Between September 2007 and last May, anarchists claimed responsibility for four attacks in which large rocks were thrown through the windows of Vancouver Royal Bank branches, says the assessment under a section titled Domestic Non-Islamist Extremist Groups.
''Extremist elements . . . have publicly stated their intent to continue acts of protest and possible violence against both the Olympics and commercial symbols they perceive to represent the 2010 Olympic Games.''
The threat assessment also looks at Osama bin Laden's al-Qaida network and radicals inspired by the terrorist movement, as well as ''Lone Wolf'' attackers like Kimveer Gill, a gunman who killed one student and wounded 19 others at Montreal's Dawson College.

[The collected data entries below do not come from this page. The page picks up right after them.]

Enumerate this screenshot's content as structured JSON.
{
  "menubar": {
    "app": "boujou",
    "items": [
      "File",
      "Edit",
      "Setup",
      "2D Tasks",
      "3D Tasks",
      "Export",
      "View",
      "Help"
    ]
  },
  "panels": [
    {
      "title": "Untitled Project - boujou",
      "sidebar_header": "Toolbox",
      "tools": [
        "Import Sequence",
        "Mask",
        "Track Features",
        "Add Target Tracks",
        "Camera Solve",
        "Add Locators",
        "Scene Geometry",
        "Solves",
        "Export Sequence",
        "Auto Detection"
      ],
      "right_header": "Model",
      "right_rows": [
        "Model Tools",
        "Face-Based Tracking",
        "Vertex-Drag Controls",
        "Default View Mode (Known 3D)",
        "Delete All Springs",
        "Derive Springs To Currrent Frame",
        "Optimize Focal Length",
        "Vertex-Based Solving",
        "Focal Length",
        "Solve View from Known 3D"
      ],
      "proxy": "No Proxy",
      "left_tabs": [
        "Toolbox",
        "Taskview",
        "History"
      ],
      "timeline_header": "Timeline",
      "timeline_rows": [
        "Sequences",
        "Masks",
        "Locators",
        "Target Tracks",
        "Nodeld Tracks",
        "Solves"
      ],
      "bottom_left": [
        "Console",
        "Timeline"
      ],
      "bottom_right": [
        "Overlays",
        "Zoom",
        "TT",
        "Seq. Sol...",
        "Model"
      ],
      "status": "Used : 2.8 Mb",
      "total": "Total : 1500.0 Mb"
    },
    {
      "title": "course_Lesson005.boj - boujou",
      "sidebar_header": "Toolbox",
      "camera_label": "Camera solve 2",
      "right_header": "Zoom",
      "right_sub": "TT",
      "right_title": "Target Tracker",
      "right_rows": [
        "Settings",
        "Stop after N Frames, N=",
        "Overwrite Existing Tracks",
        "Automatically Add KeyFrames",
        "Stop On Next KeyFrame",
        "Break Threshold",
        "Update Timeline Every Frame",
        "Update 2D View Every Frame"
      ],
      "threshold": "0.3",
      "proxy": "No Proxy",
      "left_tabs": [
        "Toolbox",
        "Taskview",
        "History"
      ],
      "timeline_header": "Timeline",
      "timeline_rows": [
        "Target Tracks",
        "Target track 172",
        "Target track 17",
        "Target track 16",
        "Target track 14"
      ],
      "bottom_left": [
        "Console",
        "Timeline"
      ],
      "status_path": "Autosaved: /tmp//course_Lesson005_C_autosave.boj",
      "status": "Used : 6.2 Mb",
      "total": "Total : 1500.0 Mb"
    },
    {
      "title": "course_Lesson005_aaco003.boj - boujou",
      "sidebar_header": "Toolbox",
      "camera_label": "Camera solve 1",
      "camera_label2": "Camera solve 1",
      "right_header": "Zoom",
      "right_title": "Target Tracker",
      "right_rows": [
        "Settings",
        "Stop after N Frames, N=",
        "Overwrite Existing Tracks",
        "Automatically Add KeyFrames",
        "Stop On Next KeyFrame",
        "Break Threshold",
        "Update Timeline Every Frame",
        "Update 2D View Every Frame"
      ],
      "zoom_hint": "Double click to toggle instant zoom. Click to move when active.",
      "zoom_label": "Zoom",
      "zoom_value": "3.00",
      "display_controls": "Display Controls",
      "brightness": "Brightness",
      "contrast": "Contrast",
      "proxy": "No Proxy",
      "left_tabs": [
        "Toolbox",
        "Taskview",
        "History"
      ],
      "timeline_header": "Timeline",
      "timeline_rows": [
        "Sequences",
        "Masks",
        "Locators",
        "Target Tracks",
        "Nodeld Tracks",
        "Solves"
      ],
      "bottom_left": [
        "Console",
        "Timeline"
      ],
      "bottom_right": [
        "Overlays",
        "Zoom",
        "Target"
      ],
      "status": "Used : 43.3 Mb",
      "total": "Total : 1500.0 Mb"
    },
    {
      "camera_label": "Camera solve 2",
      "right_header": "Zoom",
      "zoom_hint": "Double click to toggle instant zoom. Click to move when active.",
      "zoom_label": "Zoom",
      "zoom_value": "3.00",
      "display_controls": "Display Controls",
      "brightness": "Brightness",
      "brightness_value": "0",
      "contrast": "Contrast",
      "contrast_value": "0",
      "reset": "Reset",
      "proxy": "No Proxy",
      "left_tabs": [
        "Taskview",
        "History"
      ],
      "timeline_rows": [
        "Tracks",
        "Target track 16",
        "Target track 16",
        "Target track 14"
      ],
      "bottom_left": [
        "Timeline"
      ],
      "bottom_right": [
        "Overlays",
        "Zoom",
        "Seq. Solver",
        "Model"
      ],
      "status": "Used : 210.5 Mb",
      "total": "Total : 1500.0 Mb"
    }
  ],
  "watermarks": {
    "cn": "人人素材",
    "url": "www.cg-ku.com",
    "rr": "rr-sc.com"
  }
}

The document was prepared last July by the Integrated Threat Assessment Centre, which includes representatives of the Canadian Security Intelligence Service, the RCMP and several other security and police agencies. A copy was recently released along with other assessments to The Canadian Press under the Access to Information Act.
Several portions of the threat assessments, labelled For Official Use Only, were withheld from disclosure.
Chris Shaw, spokesman for Games monitoring group 2010watch, found the reports amateurish.
''This is the best they can do?'' he asked.
''These guys need to get a serious grip, frankly. I think they're really confusing legitimate political dissent, however disruptive it might be, with a threat. And it's simply not.''
More than 5,000 athletes are expected from 80 countries at the Winter Games, to begin next February in Vancouver and Whistler, B.C.
Numerous activists, from aboriginal groups to anti-poverty fighters, oppose the Games, saying the expensive mega-event will hurt Vancouver's poor, damage the environment and drain provincial coffers.